British confectioner

Brian Lawrence Sollitt (16 November 1938 – 16 July 2013) was the long-time head confectioner at Rowntrees and the inventor of the After Eight, Lion bars, Yorkies, and other brands of confectionery.

==Early life==
Sollitt was born in 1938 in York and gained his first job at the Rowntree factory at the age of 15 where he hand-piped chocolates for boxes of Black Magic. He was promoted to the Creme Experimentation division and was asked to create a dark chocolate filled with peppermint.

==Career==
Sollitt worked for 53 years with Rowntree’s in York, helping create many of the company's best-selling chocolate bars. He was part of the team responsible for the creation of the Yorkie, Matchmakers, the Drifter and the Lion Bar lines.

He played a key role in the team that developed the After Eight mint. This creation was first released to the market in 1962 and sold more than a billion units. He was told, when he created the After Eight mint that the project was to be kept quiet and the process Sollitt developed to prevent the liquid fondant from oozing out of the chocolate casing remained a secret for many years. The After Eight mints are now sold in more than 50 countries. He became an avid collector of After Eight paraphernalia and had one of the largest collections in the world.
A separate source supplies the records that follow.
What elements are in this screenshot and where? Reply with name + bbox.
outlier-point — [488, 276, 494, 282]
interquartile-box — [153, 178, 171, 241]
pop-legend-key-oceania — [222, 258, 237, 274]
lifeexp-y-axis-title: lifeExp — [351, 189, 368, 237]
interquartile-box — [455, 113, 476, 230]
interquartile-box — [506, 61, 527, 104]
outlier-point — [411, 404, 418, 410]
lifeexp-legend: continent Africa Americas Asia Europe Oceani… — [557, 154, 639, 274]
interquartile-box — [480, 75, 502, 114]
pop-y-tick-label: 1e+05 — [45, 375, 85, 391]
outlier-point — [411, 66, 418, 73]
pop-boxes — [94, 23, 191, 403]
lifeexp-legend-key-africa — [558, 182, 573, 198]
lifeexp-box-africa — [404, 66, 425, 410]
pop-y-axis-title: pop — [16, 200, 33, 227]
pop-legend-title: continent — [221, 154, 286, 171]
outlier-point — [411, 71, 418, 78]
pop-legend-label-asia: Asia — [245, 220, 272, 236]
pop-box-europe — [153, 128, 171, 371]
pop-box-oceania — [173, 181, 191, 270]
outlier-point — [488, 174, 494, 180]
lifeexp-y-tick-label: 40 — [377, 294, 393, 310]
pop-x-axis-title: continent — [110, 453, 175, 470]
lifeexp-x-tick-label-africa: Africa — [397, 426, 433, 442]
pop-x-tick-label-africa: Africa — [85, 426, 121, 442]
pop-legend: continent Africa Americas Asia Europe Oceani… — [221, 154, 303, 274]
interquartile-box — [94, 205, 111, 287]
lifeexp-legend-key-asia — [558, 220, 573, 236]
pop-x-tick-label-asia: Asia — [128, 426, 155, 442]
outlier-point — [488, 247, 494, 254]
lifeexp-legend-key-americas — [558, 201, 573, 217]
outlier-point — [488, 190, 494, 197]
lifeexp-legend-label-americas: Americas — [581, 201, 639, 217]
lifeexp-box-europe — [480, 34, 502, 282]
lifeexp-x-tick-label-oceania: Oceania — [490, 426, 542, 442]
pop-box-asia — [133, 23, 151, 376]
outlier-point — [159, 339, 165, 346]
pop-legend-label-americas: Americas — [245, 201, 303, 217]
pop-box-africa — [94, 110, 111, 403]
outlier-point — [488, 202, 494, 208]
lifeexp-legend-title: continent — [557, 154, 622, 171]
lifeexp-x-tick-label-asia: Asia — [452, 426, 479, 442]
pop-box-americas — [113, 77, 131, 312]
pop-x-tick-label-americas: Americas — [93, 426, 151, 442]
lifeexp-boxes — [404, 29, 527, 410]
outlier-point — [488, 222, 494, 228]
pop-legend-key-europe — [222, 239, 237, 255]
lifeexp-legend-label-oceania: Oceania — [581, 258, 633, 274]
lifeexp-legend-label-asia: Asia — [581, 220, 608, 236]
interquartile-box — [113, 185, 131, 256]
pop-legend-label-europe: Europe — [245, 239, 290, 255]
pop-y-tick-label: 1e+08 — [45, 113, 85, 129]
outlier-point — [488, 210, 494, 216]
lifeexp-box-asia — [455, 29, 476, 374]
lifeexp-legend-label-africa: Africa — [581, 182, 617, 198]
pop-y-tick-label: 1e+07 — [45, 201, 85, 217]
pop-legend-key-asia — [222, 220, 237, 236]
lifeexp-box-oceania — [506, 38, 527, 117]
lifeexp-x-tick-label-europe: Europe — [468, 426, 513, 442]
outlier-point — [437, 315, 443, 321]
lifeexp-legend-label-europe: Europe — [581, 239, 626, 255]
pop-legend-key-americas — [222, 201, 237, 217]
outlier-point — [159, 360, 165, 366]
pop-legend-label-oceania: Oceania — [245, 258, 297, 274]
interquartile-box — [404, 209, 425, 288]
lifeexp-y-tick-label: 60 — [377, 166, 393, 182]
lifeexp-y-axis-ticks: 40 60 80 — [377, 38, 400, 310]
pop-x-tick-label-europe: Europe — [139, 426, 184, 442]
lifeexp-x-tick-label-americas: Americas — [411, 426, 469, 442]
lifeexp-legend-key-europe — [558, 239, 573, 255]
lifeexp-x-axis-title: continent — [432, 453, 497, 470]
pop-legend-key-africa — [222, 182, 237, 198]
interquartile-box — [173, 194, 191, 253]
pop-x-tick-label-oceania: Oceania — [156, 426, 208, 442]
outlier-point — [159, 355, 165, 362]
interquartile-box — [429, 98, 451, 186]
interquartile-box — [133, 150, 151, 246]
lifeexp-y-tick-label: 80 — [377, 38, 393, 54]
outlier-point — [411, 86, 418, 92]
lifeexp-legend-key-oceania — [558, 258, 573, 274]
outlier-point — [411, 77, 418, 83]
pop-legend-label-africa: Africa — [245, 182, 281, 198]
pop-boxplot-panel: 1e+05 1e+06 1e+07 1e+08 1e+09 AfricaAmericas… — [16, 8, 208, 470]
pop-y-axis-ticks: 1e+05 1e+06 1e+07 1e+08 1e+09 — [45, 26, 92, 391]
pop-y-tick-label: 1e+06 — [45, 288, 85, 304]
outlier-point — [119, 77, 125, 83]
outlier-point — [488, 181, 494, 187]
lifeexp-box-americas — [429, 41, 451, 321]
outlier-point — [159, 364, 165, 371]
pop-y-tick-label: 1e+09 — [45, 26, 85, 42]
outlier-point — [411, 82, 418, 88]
Sollitt retired at the age of 68 in 2007, but came out of retirement in 2012 to celebrate the 50th anniversary of the After Eight and presented a special 3 kg version to Parliament. He taught his craft to other staff at Rowntree.

==Recollections==
Confectioner colleague Kath Musgrove said: "Watching Brian at work was like watching a true craftsman at his trade. He spent hours at a marble slab expertly hand-covering chocolates each with their own individual markings on. He was an ideas man and Brian bombarded the marketing team with his thoughts on what they should sell next. He was instrumental over the years in assisting with the launch of many new products."
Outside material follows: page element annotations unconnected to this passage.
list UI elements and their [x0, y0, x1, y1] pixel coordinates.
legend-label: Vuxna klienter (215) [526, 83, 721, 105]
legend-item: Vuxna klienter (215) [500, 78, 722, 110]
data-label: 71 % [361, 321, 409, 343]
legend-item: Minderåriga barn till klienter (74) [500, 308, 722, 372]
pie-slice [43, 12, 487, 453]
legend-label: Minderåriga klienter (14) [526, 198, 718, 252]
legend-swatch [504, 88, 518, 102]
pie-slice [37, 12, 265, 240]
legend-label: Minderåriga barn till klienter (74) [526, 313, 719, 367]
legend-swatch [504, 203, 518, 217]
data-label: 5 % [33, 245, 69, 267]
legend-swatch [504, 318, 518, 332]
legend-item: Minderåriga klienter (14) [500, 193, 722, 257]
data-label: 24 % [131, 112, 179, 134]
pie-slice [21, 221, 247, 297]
Alex Hutchinson, a historian for Nestle (which owns Rowntree's), said: "Brian's impact on the British confectionery industry is incalculable. It is easy to forget that the sweets we pick up in the shops today are things that would have been handmade lovingly in the early stages of development by Brian. He spent months, or sometimes years, agonising over the technical details of his creations. He was an incredible man. He was asked to come up with this new chocolate and he did."

==Charity work==
Sollitt raised money for charities. He made giant Easter Eggs and, on one occasion, a 3-foot chocolate Pudsey Bear for Children in Need. He decorated his home with 500 Father Christmases each year on Christmas and opened his house to aid charities, charging an entry fee of £1.

==Death==
Sollitt died of a heart attack at the age of 74 on 16 July 2013. He is survived by his sister, Hazel, two nieces and two nephews.